While third-quarter earnings from Texas Instruments (TXN) rose 12 percent from the year-ago quarter, the company's revenue forecasts for the fourth quarter were weaker than expected. That led Bear Stearns analysts to downgrade the company's stock. Texas Instruments dropped $2.30, or 7.4 percent, to $28.62.

DuPont Co. (DD) gained $1.37 to $40.99 after one-time charges related to hurricane damage and taxes. Without those charges, the company's earnings beat Wall Street forecasts by 3 cents per share. The chemical maker also announced a $5 billion stock buyback program.

Earnings at International Paper Co. (IP) rose sharply in the third quarter on proceeds from the sale of an Australian forest products company and a tax settlement. Despite materials and energy costs, the company surpassed analysts' earnings expectations by 9 cents per share. International Paper nonetheless lost 20 cents to $28.17.

Cablevision Systems Corp. (CVC) tumbled $3.45, or 12 percent, to $24.35 after the Dolan family, the company's majority shareholders, withdrew a plan to take the cable operator private. The family has recommended that Cablevision's board issue a $3 billion special dividend to shareholders instead.

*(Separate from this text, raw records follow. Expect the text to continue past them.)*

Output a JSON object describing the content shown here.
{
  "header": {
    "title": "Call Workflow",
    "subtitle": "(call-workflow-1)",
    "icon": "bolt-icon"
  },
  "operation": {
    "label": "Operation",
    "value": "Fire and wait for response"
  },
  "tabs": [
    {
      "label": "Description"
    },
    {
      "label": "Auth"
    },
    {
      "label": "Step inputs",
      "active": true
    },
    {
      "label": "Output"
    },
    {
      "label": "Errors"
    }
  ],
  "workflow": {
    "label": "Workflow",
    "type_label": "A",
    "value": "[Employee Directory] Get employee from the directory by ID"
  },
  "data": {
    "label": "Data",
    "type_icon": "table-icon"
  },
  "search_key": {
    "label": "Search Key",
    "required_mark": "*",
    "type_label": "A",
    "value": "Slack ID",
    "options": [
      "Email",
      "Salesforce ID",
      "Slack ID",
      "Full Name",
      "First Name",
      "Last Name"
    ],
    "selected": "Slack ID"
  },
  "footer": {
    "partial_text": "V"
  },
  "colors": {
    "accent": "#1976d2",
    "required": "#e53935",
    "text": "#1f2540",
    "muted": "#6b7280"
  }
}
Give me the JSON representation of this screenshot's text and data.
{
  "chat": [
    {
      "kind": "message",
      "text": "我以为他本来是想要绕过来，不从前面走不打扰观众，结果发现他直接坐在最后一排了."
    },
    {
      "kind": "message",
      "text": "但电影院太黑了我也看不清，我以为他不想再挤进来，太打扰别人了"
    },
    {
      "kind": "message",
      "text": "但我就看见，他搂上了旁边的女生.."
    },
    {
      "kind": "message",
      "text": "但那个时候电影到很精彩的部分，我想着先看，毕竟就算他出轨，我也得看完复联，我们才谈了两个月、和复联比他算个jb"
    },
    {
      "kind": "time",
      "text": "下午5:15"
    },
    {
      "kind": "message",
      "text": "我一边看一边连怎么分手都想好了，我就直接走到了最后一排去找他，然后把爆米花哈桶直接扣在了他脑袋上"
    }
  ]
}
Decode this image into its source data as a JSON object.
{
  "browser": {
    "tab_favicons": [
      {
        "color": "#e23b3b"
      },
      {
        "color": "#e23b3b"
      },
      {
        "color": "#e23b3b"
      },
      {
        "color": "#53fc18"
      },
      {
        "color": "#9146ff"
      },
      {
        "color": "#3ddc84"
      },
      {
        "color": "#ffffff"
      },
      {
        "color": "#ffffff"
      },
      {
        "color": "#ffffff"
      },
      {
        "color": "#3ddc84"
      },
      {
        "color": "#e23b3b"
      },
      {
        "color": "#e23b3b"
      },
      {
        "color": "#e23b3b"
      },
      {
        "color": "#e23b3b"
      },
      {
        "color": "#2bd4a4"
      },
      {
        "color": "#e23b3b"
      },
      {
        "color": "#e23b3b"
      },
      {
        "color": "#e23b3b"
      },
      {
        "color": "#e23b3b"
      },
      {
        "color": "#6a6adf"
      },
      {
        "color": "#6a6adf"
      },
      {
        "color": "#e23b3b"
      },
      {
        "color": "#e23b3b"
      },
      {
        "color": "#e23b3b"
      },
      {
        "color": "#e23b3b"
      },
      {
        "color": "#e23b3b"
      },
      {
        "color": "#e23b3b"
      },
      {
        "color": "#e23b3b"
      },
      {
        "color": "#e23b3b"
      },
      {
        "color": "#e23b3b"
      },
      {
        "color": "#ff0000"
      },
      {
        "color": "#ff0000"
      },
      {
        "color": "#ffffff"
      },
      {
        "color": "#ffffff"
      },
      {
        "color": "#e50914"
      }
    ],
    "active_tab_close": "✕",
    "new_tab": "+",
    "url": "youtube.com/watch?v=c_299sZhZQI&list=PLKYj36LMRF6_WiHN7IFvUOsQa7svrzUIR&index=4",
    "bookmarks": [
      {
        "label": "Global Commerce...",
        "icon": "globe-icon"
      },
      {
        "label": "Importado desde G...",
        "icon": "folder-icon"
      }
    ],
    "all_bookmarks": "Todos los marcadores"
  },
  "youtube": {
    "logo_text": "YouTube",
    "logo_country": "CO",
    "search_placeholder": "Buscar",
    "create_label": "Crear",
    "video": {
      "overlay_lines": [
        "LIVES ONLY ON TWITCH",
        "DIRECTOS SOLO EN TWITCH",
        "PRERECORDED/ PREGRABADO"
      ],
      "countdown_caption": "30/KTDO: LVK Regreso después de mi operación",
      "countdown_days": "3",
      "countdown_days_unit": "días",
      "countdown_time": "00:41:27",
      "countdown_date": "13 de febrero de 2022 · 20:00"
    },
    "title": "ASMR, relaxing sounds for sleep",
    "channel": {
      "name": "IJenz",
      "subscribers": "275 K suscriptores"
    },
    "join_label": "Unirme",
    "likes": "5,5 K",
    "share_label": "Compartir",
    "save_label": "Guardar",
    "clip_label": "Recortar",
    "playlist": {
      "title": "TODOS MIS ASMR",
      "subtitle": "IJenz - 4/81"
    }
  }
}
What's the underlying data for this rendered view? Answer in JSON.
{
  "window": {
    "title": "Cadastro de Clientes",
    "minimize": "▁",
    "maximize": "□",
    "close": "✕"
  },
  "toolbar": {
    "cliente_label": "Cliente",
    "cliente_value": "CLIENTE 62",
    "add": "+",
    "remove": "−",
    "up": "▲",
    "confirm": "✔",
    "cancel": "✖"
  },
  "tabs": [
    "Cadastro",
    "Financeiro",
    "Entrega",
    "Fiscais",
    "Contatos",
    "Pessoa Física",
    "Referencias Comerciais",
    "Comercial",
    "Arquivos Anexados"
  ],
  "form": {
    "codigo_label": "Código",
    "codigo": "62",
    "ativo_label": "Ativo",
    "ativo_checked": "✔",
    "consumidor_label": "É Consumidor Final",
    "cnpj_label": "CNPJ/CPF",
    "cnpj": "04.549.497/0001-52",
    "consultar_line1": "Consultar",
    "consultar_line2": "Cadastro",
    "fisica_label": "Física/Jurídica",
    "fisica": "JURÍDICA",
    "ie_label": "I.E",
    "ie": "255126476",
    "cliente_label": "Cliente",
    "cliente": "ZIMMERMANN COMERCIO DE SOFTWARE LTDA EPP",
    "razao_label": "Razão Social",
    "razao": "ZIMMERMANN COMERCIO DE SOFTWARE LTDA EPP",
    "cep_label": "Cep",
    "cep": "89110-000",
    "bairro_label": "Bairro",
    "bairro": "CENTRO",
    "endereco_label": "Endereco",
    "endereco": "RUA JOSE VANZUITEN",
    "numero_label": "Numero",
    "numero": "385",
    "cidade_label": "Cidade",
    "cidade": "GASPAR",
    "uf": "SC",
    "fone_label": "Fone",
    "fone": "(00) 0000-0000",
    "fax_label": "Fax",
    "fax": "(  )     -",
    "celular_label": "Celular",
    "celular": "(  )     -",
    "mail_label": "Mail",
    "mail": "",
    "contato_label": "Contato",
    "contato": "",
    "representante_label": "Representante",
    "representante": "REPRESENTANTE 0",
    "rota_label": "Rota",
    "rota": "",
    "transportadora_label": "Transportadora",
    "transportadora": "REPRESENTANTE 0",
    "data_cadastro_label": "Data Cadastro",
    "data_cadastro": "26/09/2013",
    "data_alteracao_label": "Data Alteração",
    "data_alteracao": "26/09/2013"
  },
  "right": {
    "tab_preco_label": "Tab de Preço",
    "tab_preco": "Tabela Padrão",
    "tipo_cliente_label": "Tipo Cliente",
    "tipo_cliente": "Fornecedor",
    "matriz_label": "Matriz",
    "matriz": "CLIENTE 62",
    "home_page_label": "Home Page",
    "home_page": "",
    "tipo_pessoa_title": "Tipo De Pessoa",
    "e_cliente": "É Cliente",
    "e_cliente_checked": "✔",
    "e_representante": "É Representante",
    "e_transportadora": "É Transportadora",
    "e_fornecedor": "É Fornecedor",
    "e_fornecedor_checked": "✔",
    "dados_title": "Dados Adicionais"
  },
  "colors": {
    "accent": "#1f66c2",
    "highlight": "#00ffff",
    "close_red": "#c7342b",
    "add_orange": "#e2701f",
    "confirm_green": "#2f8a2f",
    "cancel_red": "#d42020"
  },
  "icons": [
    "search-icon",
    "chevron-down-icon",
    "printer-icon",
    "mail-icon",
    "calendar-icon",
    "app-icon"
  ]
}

Declining issues outnumbered advancers by more than 5 to 3 on the New York Stock Exchange, where volume came to 874.44 million shares, compared with 863.92 million traded at the same point on Monday.

The Russell 2000 index of smaller companies fell 8.53, or 1.32 percent, to 638.07.

Overseas, Japan's Nikkei stock average surged 1.33 percent. In Europe, Britain's FTSE 100 closed down 0.49 percent, France's CAC-40 lost 0.56 percent for the session, and Germany's DAX index dropped 0.59 percent in late trading.